The graf who was holding Duckling shook her so hard that she almost let go of the chicken. ‘Where is he?’ demanded the graf. ‘He followed you. Where is our glorious Margrave?’
Duckling didn’t answer. She was trying to work out how they could get away before the Harshman turned up. She was trying to work out where they could possibly go, that he wouldn’t follow straight after and kill them.
But her mind was stuck on the fact that the Harshman was still alive. Hadn’t the Old Ones promised? Hadn’t the great Bayam said that he could only be killed if the Strong-hold fell?

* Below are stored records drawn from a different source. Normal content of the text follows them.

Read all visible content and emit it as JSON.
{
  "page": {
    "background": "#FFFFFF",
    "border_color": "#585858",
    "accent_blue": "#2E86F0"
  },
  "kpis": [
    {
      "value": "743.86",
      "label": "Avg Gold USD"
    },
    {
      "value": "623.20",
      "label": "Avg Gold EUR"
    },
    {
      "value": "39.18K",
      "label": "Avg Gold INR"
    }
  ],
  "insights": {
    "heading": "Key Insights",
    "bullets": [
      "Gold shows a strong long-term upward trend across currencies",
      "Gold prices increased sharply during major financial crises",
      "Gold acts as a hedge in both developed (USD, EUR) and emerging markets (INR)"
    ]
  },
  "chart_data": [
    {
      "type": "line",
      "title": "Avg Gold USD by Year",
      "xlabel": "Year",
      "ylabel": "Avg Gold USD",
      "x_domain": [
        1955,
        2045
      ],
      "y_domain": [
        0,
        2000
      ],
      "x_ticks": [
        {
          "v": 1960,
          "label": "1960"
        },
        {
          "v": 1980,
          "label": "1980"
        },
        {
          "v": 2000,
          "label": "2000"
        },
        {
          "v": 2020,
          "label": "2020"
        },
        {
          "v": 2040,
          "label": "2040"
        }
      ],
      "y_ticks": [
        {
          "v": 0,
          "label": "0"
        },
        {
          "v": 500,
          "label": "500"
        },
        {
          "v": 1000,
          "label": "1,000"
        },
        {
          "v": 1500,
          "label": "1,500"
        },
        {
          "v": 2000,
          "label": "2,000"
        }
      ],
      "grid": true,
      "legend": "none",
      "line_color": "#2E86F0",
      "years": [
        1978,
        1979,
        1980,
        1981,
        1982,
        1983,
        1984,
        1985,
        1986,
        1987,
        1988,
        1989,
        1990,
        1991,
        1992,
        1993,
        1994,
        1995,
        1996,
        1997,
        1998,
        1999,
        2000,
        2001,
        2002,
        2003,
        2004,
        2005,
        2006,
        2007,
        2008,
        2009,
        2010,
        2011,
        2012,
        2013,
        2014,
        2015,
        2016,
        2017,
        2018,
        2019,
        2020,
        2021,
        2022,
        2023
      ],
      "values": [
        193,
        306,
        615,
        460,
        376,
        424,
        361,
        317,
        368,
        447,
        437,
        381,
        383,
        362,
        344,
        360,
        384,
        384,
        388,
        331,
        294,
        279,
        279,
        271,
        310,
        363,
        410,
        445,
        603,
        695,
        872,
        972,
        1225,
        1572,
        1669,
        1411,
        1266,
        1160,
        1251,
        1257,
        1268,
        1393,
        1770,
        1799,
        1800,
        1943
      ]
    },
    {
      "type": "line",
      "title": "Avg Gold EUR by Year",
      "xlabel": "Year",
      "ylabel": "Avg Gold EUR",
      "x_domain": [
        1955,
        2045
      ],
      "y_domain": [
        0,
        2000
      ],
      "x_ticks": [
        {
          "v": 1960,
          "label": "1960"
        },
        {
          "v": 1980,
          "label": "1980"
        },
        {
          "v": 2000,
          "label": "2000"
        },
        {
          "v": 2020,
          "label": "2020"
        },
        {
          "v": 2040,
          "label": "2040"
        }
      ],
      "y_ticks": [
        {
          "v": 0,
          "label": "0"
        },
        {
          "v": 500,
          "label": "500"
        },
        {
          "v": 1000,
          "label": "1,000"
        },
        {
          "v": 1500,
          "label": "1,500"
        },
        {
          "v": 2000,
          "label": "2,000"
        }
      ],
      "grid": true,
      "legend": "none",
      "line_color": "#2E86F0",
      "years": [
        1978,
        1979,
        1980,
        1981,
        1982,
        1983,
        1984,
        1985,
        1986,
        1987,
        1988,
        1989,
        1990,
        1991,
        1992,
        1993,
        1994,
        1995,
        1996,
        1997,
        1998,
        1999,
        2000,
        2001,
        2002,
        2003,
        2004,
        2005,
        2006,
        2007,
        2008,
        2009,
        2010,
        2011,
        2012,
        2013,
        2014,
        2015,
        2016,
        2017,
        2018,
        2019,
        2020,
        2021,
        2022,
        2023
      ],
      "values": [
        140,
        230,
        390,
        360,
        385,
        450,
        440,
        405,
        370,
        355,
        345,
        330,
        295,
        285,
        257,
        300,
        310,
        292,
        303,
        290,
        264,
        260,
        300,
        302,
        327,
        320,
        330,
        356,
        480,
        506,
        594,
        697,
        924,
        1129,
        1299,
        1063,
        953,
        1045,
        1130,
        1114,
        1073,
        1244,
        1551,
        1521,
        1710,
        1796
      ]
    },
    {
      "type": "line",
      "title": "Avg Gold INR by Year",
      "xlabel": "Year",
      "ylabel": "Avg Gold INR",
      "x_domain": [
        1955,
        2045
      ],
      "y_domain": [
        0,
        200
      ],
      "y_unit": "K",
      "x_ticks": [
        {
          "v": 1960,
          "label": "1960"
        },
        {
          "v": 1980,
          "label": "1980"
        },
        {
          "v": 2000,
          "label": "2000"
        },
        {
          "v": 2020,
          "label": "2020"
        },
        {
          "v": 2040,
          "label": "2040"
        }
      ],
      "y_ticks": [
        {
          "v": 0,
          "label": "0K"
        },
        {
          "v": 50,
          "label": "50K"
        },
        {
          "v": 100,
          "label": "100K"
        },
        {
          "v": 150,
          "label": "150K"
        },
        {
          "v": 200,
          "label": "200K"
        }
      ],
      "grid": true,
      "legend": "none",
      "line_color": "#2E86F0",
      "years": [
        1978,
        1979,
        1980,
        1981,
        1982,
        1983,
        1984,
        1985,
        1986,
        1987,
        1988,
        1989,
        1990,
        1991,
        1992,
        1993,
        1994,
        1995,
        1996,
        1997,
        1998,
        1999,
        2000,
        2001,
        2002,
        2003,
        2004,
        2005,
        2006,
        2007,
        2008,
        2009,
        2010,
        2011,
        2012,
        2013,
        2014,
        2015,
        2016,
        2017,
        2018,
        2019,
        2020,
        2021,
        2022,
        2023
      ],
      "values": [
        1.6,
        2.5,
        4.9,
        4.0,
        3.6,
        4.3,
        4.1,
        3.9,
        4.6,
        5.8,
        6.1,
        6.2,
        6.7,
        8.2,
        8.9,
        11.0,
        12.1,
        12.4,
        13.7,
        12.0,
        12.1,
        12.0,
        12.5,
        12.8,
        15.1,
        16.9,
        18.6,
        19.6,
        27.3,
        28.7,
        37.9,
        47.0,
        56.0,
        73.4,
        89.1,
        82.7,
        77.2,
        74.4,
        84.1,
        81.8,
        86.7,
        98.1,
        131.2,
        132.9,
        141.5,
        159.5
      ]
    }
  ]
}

Duckling had taken those words to mean that if the Strong-hold fell, the Harshman would fall with it. They had all believed that. They’d given up their witchery to make it happen. They’d promised to give up their lives, too.
And now it seemed it was all for nothing.
Because the Strong-hold was falling, there was no doubt about it. Or rather, the Keep was falling. There was space where there should not have been space. The air around them was thick with dust and noise. Even as Duckling watched, another wall began to crumble, and a stream of mice dashed past, trying to escape from the chaos.
But the Harshman was still on their tail.
A different graf shouted, ‘He will return and put everything to rights. He will rebuild the Keep, bigger than ever. Let us kill the children before he comes, and then he wil
l be pleased with us.’
‘No!’ cried Otte. ‘If you kill us, he will be very angry with you. He wants to kill us himself.’
Beside Duckling, Pummel whispered, ‘Why did you say that? You know he mustn’t kill you. Better to die before he comes.’
‘Better not to die at all,’ whispered Otte in return. ‘I am trying to buy us some time.’
But there was no time left. At that very moment, with a flurry of ice and a shriek of rage, the Harshman burst out of the Snare.
Duckling could see straight away that the fall of the Keep had made a difference. The Harshman was smaller and older than he had been. His skin clung to his skull; his nose had vanished. Some of his power had gone, too, but there was enough left to kill Otte with no trouble at all. And then his power would come back, greater than ever.
Frost crackled underfoot. Grandpa shouted wordlessly and the clash of swords grew more furious, but no one came to the children’s rescue. Beside Duckling, Sooli’s arms had vanished to her elbows.
The grafs bellowed with delight when they saw the Harshman, and stamped their feet. Then they thrust the children towards him, crying, ‘We held them for you, Your Grace.’
With a ghastly smile, the Harshman reached out and claimed Otte. A block of stone tumbled through the air behind him and crashed onto the Faithful Throne. More mice dashed past, their brown coats covered in dust. In Duckling’s arms, the chicken struggled frantically.
Sooli whispered to Duckling, ‘Death still knows him.’
‘What?’
‘The Harshman. He was brought back from the grave, but death still knows him; I can feel it in my hands. The Grafine’s path knows him too, and hates him. I think – if I could only touch him …’
Duckling understood immediately. And so, as the Harshman drew his sword to kill Otte, she opened her arms and let go of the chicken.
That frantic bird hit the Harshman full in the face, with feathers flying everywhere and her legs scrabbling for purchase. The Harshman shouted in fury, and the grafs instinctively stepped towards him. Their grip on the children loosened.
As the chicken fluttered to the floor, Sooli wrenched herself away from the man who held her, and seized the Harshman’s arm with her invisible hands.